A question in proof of a theorem related to Galois Group of polynomial While self studying Galois from Thomas Hunger Ford I have this particular question in theorem 4.2 on page 296.




Question: How does in Last line of (II) of proof author wrote that G is isomorphic to transitive subgroup of $S_n$?  ie how 3.8 implies it?

The problem is that I am unable to understand how 3.8 implies G is isomorphic to transitive subgroup of $S_n$.
Theorem 3.8:

and a subgrouo of $S_n$ is called transitive if given any i$\neq$ j there exists $\sigma \in G $ such that $\sigma(i) =j$.
Kindly help.
 A: The $S_n$ acts on the roots $u_1, \dots, u_n$ of $f(x)$ by permutation.

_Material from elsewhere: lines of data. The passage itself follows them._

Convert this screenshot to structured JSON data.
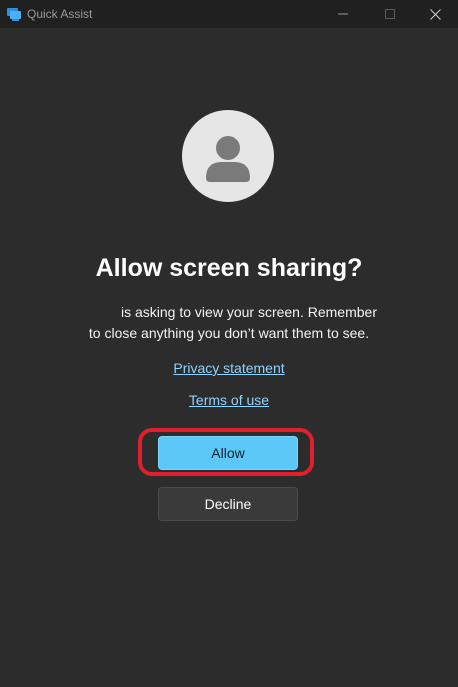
{
  "window": {
    "title": "Quick Assist",
    "minimize_symbol": "—",
    "maximize_symbol": "☐",
    "close_symbol": "✕"
  },
  "dialog": {
    "heading": "Allow screen sharing?",
    "message_part1": "is asking to view your screen. Remember",
    "message_part2": "to close anything you don’t want them to see.",
    "privacy_link": "Privacy statement",
    "terms_link": "Terms of use",
    "allow_label": "Allow",
    "decline_label": "Decline"
  },
  "icons": {
    "app": "quick-assist-icon",
    "avatar": "person-icon"
  },
  "colors": {
    "accent": "#5cc8f7",
    "link": "#8fd3ff",
    "highlight": "#e0202e",
    "background": "#2c2c2c"
  }
}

Each $K$-automorphism in the Galois group $G$ of $f(x)$ is determined by the way in which it permutes the $u_1, \dots, u_n$ (these being the roots of $f(x)$ in a splitting field $F$ for $f(x)$ over $K$); thus $G$ can be viewed as a subgroup of $S_n$.
The statement that $G$ acts transitively on $u_1, \dots, u_n$ is the statement that, for any roots $u_i, u_j$ of $f(x)$ in the splitting field $F$, there exists an $K$-automorphism $\sigma \in G$ such that $\sigma(u_i) = u_j$.
The author proves the transitivity of the action of $G$ in two steps.

*

*Since $f(x)$ is irreducible over $K$, there exists a $K$-isomorphism $\widetilde {\sigma} : K(u_i) \to K(u_j)$ such that $\widetilde{\sigma}(u_i) = u_j$ for any roots $u_i$ and $u_j$ of $f(x)$. (When I say $K$-isomorphism, I mean that $\widetilde\sigma$ leaves elements in $K$ invariant.)


*By 3.8, any $K$-automorphism $\widetilde{\sigma} : K(u_i) \to K(u_j)$ extends to a $K$-isomorphism $\sigma : F \to F$ (where $F$ is the splitting field of $f(x)$ over $K$ that contains $u_i$ and $u_j$). [To spell this out, $F$ is the splitting field of $f(x)$ over $K$, but it is also the splitting field of $f(x)$ over $K(u_i)$, and over $K(u_j)$. To map my notation across to the notation in Theorem 3.8: my $K(u_i)$ plays the role of the $K$ in Theorem 3.8; my $K(u_j)$ plays the role of the $L$ in 3.8; my $F$ plays the role of both the $F$ and the $M$ in 3.8.]
Thus, for any roots $u_i, u_j$ of $f(x)$, there exists a $K$-automorphism $\sigma \in G$ such that $\sigma(u_i) = u_j$, i.e. the Galois group $G$ acts transitively on the roots of $f(x)$.